Robotic Surgery using the da Vinci surgical system is performed through minimal incisions and results in less blood loss, less risk of infection, less pain and scarring.
“I’m old school,” says Coach Steve Fisher with a chuckle. “I was the last on the block to get direct deposit of my paycheck. I had to feel it, take it to the bank and put in the bank myself. But, once you learn about robotic surgery, you see the benefits.”
“As a surgeon, the robotic technology allows me to reach the prostate, which is deep in the pelvis, and have a magnified view of the area.” says Carol Salem, MD, medical director of Scripps Minimally Invasive Robotic Surgery Program. “The articulating arm with the tiny, surgical instruments rotates 360-degrees and provides me with greater precision than my own hand.”

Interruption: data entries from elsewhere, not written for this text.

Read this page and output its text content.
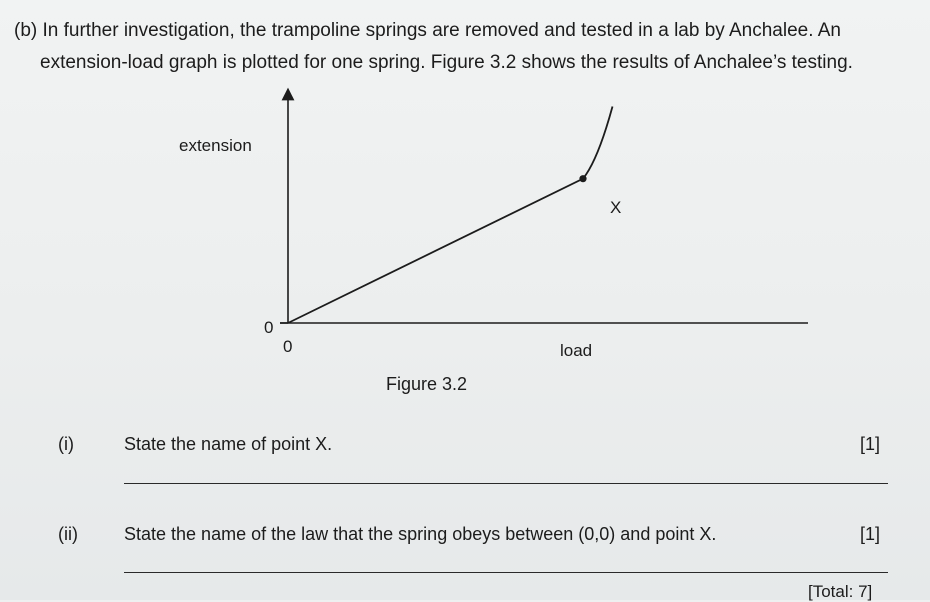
(b) In further investigation, the trampoline springs are removed and tested in a lab by Anchalee. An
extension-load graph is plotted for one spring. Figure 3.2 shows the results of Anchalee’s testing.
0
0
X
extension
load
Figure 3.2
(i)	State the name of point X.	[1]
(ii)	State the name of the law that the spring obeys between (0,0) and point X.	[1]
[Total: 7]
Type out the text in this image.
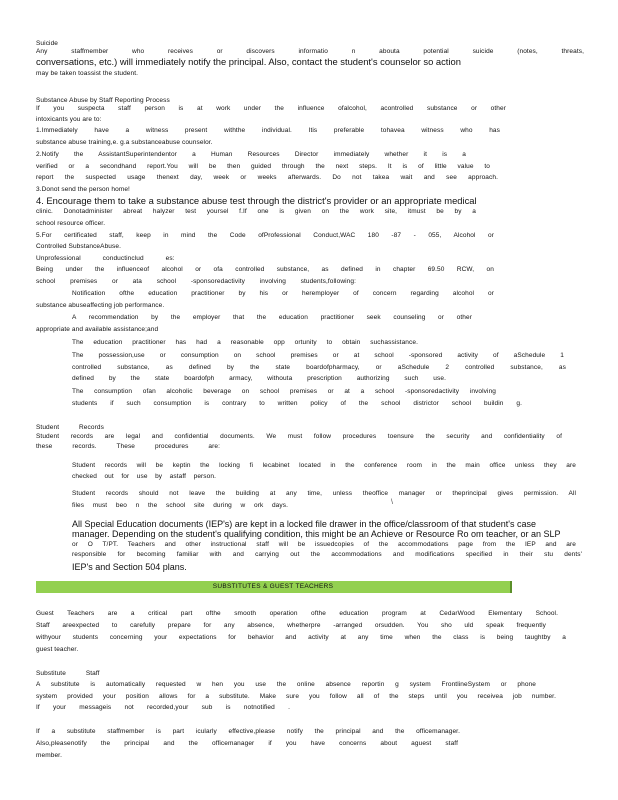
Suicide

Any staffmember who receives or discovers informatio n abouta potential suicide (notes, threats,

conversations, etc.) will immediately notify the principal. Also, contact the student's counselor so action

may be taken toassist the student.

Substance Abuse by Staff Reporting Process

If you suspecta staff person is at work under the influence ofalcohol, acontrolled substance or other

intoxicants you are to:

1.Immediately have a witness present withthe individual. Itis preferable tohavea witness who has

substance abuse training,e. g.a substanceabuse counselor.

2.Notify the AssistantSuperintendentor a Human Resources Director immediately whether it is a

verified or a secondhand report.You will be then guided through the next steps. It is of little value to

report the suspected usage thenext day, week or weeks afterwards. Do not takea wait and see approach.

3.Donot send the person home!

4. Encourage them to take a substance abuse test through the district's provider or an appropriate medical

clinic. Donotadminister abreat halyzer test yoursel f.If one is given on the work site, itmust be by a

school resource officer.

5.For certificated staff, keep in mind the Code ofProfessional Conduct,WAC 180 -87 - 055, Alcohol or

Controlled SubstanceAbuse.

Unprofessional conductinclud es:

Being under the influenceof alcohol or ofa controlled substance, as defined in chapter 69.50 RCW, on

school premises or ata school -sponsoredactivity involving students,following:

Notification ofthe education practitioner by his or heremployer of concern regarding alcohol or

substance abuseaffecting job performance.

A recommendation by the employer that the education practitioner seek counseling or other

appropriate and available assistance;and

The education practitioner has had a reasonable opp ortunity to obtain suchassistance.

The possession,use or consumption on school premises or at school -sponsored activity of aSchedule 1

controlled substance, as defined by the state boardofpharmacy, or aSchedule 2 controlled substance, as

defined by the state boardofph armacy, withouta prescription authorizing such use.

The consumption ofan alcoholic beverage on school premises or at a school -sponsoredactivity involving

students if such consumption is contrary to written policy of the school districtor school buildin g.

Student Records

Student records are legal and confidential documents. We must follow procedures toensure the security and confidentiality of

these records. These procedures are:

Student records will be keptin the locking fi lecabinet located in the conference room in the main office unless they are

checked out for use by astaff person.

Student records should not leave the building at any time, unless theoffice manager or theprincipal gives permission. All

files must beo n the school site during w ork days.	\

All Special Education documents (IEP's) are kept in a locked file drawer in the office/classroom of that student's case

manager. Depending on the student's qualifying condition, this might be an Achieve or Resource Ro om teacher, or an SLP

or O T/PT. Teachers and other instructional staff will be issuedcopies of the accommodations page from the IEP and are

responsible for becoming familiar with and carrying out the accommodations and modifications specified in their stu dents'

IEP's and Section 504 plans.

SUBSTITUTES & GUEST TEACHERS

Guest Teachers are a critical part ofthe smooth operation ofthe education program at CedarWood Elementary School.

Staff areexpected to carefully prepare for any absence, whetherpre -arranged orsudden. You sho uld speak frequently

withyour students concerning your expectations for behavior and activity at any time when the class is being taughtby a

guest teacher.

Substitute Staff

A substitute is automatically requested w hen you use the online absence reportin g system FrontlineSystem or phone

system provided your position allows for a substitute. Make sure you follow all of the steps until you receivea job number.

If your messageis not recorded,your sub is notnotified .

If a substitute staffmember is part icularly effective,please notify the principal and the officemanager.

Also,pleasenotify the principal and the officemanager if you have concerns about aguest staff

member.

Successful surgery with robotic technology
Coach Fisher calls it a “textbook” surgery. He had the procedure at Scripps Mercy Hospital on May 17, 2008, spent one night in the hospital and then the next day was able to relax and sit out on the patio with Angie. He says most people never even knew he had the surgery.
“If I had to tell my own son where to go, it would be right here at Scripps,” says Coach Fisher. “I could have gone anywhere in the world and not have been treated better than I was at Scripps. I feel great.”
So great, in fact, his players need a fast break to keep up with him both on and off the basketball court.